December 11 South Louisiana and Mississippi Snow...The combination of favorable conditions produced a rare significant snow event. A large swath of 6 to 8 inches of snow accumulated from lower Livingston Parish, across Tangipahoa Parish into northwest St. Tammany and southwest Washington Parishes. Baton Rouge measured 3 inches and New Orleans had 1 inch. Some locations still had snow on the ground two mornings later.
June Hot and Dry...Drought conditions across the Gulf States contributed to a very hot June in the region. Baton Rouge recorded the third warmest June at 83.2 degrees; 0.59 inches of rainfall was the fourth driest. New Orleans averaged 83.3 degrees for fifth warmest June; 2.13 inches of monthly rain was the eighth driest June.
Wet October...Baton Rouge accumulated 12.82 inches of rain for the second wettest October on 21 rain days. Donaldsonville tallied 12.66 inches and Livingston measured 10.57 inches for the month. New Orleans at 5.97 inches recorded the sixth wettest October.
November 9-10 Hurricane Ida...This late season hurricane approached the Mississippi River delta before curving towards the Mobile Bay area and weakening to a tropical storm at landfall. Ida brought storm surges to the Louisiana and Mississippi Coast. This was the farthest west a tropical system made landfall so late in the season within the Gulf of Mexico.
December 4-5 Snow...The earliest snow event ever recorded in the area, snow amounts ranged from trace to 3 inches from Baton Rouge to central St. Tammany Parish into southwest Mississippi.

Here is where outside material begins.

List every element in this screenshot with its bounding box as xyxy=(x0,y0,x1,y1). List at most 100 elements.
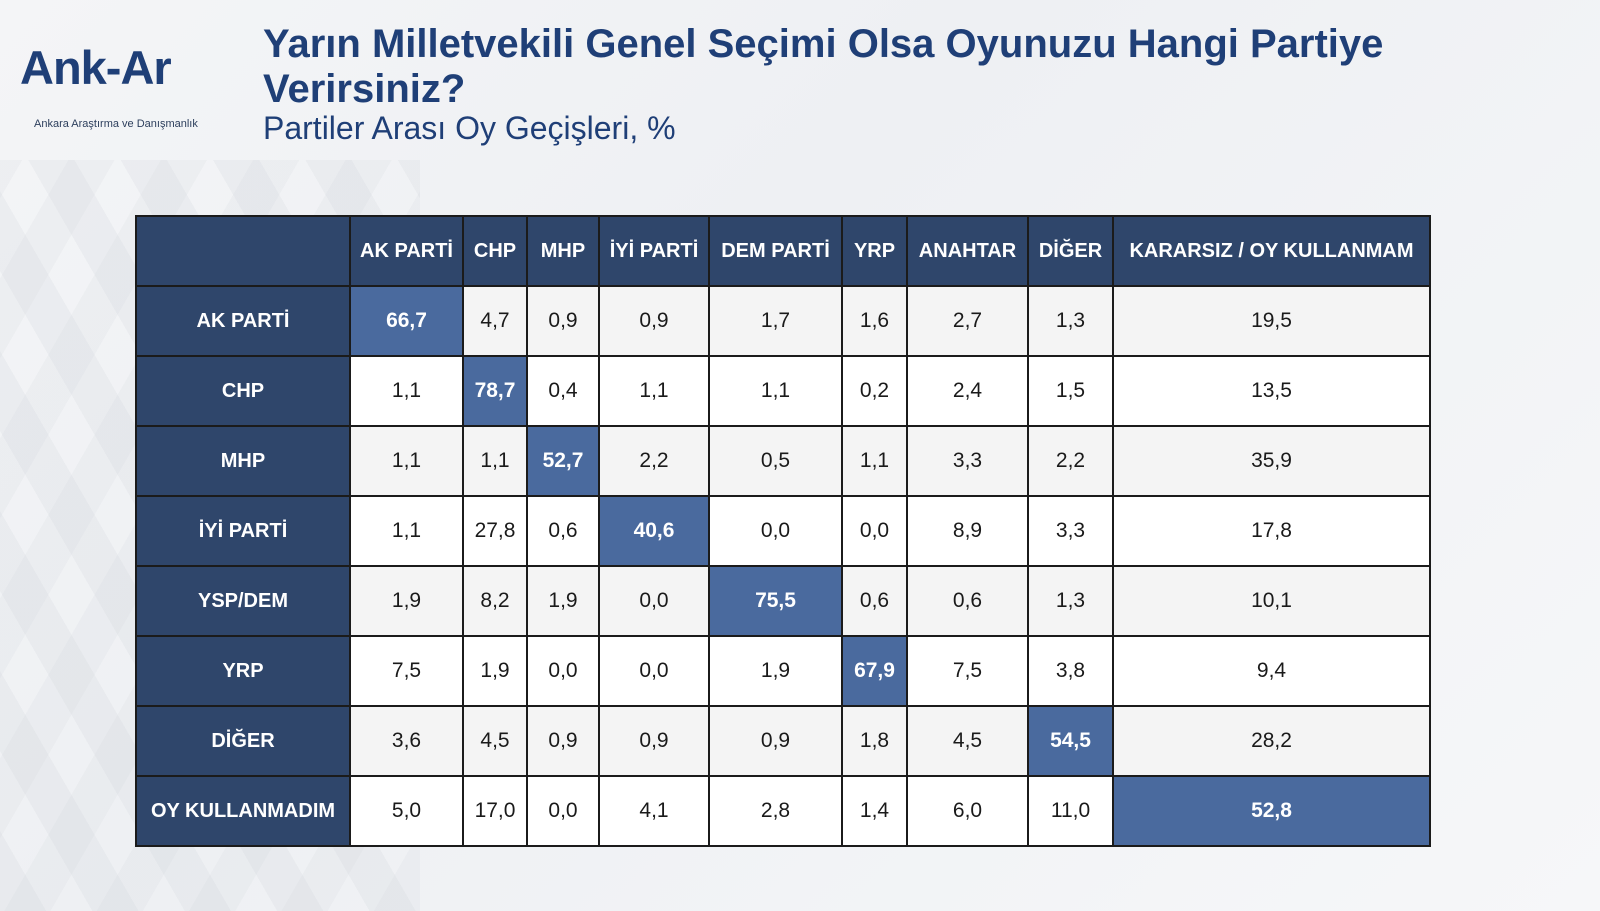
table-cell: 1,9 xyxy=(526,565,600,637)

December Wettest Month on Record in New Orleans...A series of disturbances and Gulf of Mexico low pressure systems attributed to a moderate El Nino pattern produced many days of rain across the mid-gulf states. On December 18th, the New Orleans International Airport broke its all time monthly rainfall record, previously 21.18 inches of May 1995. The New Orleans area all time record, dating back to 1871, was surpassed on Christmas Eve, previously 25.11 inches measured in October 1937. Baton Rouge Regional Airport also recorded its second wettest December on record while McComb had its third wettest December.